The judge, Edward R. Korman of the Federal District Court for the Eastern District of New York, dismissed the lawsuit on the grounds that the plaintiffs did not have standing for the lawsuit – due to the lack of “substantial risk that their electronic devices will be subject to a search or seizure without reasonable suspicion.”
According to DHS data, device searches, at present, stand at about 15 searches a day.
“My immediate reaction was [… ] New York just had the lowest crime rate in 50 years, so are they going to just stop prosecuting murders, because they don’t happen often?” Abidor told The Daily, referencing the judge’s grounds for dismissal.
“In terms of our rights, quantity and quality are equal,” he continued. “When someone’s rights are violated, all of our rights are violated.”
As the government did not break any laws, the plaintiffs’ standing in the case was very unlikely to be decided upon.
“If the government looks at your stuff and decides that it doesn’t want to prosecute you, and it just invades your privacy and has not found any evidence of wrongdoing, there’s basically nothing you can do, under this judge’s interpretation,” said Hauss. “It’s like, ‘tough luck.’”
Aside from the plaintiffs’ standing in the case, the primary reason behind the case’s dismissal, the judge also questioned the case’s merits, writing that reasonable suspicion need not be required for routine electronic device searches at borders, as it would be within the U.S. interior.
“Effectively, we think that the judge’s ruling, in this case, makes the border a constitution-free zone,” said Hauss.
Aside from the other grounds on which the judge dismissed the lawsuit, the judge also questioned the necessity of bringing a laptop when travelling.
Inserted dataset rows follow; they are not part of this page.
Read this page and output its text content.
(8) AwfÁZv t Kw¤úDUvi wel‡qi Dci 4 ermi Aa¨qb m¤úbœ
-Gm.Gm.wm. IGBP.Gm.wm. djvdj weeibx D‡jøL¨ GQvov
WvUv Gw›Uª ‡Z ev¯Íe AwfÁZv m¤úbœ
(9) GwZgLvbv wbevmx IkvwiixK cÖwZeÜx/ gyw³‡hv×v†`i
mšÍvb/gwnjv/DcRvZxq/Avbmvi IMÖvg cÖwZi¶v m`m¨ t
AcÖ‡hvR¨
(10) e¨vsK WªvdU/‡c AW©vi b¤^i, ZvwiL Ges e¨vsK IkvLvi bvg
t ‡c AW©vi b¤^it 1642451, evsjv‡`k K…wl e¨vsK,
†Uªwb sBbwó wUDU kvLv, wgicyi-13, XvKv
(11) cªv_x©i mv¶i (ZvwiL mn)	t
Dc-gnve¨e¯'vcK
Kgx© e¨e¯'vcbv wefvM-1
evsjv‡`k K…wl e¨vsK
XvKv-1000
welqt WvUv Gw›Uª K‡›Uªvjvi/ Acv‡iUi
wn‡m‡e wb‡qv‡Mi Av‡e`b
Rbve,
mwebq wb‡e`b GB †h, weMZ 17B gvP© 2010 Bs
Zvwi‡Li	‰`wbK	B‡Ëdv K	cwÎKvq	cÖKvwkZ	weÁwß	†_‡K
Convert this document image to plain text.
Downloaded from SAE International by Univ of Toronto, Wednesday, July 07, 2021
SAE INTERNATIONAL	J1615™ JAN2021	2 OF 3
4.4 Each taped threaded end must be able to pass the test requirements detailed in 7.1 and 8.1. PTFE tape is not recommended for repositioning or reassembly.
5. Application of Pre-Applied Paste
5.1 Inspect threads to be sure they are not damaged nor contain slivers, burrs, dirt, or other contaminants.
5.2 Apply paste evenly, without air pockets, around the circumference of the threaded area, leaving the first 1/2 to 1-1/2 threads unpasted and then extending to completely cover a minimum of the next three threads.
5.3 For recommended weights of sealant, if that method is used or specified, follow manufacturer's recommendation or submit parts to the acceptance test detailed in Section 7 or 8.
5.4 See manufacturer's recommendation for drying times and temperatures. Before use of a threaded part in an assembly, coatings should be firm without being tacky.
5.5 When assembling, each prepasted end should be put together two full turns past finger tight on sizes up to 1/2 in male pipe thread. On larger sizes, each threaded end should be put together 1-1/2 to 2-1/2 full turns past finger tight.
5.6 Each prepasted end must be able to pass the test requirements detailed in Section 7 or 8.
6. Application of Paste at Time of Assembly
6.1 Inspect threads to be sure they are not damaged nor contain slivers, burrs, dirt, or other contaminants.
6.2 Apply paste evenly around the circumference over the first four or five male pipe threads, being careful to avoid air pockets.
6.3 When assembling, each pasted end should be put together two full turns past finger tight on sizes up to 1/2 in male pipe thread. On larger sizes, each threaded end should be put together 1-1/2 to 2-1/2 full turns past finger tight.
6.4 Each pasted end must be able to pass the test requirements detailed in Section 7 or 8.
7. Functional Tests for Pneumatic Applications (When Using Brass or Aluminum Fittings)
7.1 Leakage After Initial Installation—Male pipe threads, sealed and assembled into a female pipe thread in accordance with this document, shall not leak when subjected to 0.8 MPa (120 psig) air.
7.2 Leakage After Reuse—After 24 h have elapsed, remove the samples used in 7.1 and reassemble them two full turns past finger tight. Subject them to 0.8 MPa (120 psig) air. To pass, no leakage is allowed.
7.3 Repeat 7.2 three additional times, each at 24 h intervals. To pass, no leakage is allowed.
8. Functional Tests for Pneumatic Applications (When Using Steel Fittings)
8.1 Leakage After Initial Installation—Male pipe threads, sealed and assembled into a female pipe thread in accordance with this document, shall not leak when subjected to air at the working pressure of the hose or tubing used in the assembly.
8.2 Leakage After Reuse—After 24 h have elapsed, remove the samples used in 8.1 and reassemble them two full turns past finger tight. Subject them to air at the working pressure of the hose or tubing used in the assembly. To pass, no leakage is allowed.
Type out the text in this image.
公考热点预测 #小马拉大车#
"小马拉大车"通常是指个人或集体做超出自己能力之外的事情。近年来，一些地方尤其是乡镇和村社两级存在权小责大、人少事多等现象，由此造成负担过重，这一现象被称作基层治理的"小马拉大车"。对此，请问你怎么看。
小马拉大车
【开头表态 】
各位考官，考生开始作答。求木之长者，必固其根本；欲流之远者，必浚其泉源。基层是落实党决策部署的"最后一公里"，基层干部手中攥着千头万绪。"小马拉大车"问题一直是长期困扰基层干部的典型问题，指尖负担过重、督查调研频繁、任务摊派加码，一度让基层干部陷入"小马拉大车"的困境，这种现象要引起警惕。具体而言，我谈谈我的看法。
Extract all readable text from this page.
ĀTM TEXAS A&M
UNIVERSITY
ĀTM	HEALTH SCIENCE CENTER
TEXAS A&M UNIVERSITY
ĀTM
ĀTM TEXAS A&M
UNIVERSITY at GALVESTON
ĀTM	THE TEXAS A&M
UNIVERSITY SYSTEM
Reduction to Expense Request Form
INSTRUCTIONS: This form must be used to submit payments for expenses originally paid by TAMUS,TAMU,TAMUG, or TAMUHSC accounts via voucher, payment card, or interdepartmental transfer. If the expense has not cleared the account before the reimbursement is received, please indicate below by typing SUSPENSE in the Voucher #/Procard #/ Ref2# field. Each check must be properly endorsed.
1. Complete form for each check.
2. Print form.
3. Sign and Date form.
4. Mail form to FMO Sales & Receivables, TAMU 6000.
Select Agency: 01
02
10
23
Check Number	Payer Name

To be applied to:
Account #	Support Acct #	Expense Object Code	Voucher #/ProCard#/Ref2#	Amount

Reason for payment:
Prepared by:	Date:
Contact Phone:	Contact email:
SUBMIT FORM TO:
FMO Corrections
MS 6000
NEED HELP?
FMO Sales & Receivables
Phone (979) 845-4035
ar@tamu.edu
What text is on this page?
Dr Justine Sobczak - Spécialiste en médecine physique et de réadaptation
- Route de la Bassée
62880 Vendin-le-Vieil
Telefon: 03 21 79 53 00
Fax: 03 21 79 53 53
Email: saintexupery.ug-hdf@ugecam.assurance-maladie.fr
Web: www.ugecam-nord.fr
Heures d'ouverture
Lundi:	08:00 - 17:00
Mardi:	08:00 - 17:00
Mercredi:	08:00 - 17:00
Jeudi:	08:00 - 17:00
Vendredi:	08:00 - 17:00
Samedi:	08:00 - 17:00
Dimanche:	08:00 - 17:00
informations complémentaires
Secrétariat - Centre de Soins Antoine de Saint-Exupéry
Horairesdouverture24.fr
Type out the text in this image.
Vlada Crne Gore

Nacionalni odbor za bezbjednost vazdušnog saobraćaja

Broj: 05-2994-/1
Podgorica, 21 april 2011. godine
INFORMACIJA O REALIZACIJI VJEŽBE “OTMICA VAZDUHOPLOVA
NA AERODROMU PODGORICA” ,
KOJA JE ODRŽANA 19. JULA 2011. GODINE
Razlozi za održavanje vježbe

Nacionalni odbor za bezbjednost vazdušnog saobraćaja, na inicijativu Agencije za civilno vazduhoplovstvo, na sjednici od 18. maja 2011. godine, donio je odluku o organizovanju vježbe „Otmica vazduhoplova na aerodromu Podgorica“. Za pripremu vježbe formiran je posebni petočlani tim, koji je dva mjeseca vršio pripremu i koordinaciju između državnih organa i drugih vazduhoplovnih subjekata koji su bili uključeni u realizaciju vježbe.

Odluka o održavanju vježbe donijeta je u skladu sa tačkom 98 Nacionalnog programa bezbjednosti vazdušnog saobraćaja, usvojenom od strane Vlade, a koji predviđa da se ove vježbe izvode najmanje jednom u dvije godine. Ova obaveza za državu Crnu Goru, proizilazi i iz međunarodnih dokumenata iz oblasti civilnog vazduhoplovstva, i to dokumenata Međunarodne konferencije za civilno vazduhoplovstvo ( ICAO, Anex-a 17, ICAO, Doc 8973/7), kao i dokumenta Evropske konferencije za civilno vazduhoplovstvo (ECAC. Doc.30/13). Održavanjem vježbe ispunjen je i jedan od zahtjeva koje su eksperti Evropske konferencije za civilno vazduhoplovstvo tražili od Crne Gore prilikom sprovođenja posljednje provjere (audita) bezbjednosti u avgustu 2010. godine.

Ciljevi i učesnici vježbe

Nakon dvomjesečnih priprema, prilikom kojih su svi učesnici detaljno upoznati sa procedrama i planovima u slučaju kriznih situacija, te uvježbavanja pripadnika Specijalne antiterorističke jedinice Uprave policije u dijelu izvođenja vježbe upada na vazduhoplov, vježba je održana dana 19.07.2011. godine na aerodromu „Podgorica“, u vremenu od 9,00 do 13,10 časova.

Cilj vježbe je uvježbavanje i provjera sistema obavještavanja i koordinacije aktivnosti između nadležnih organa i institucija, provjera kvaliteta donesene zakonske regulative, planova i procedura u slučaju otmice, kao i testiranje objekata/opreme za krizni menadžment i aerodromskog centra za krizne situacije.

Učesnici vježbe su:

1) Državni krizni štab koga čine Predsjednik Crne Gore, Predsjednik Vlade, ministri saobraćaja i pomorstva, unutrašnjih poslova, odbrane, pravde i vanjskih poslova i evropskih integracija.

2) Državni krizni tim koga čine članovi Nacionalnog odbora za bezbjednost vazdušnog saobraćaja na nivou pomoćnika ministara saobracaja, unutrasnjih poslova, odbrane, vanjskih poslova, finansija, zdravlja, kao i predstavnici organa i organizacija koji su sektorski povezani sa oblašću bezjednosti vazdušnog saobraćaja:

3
“As a human being today, it is not plausible [to travel without a laptop],” Abidor said. “He said I don’t have to travel with a laptop, which by extension is… I don’t have to be in school? […] I made a choice to study outside of my country, so that choice makes me susceptible to having my rights violated?”
After the recent decision, the ACLU is still waiting on its decision to appeal the case, which would go to the Court of Appeals.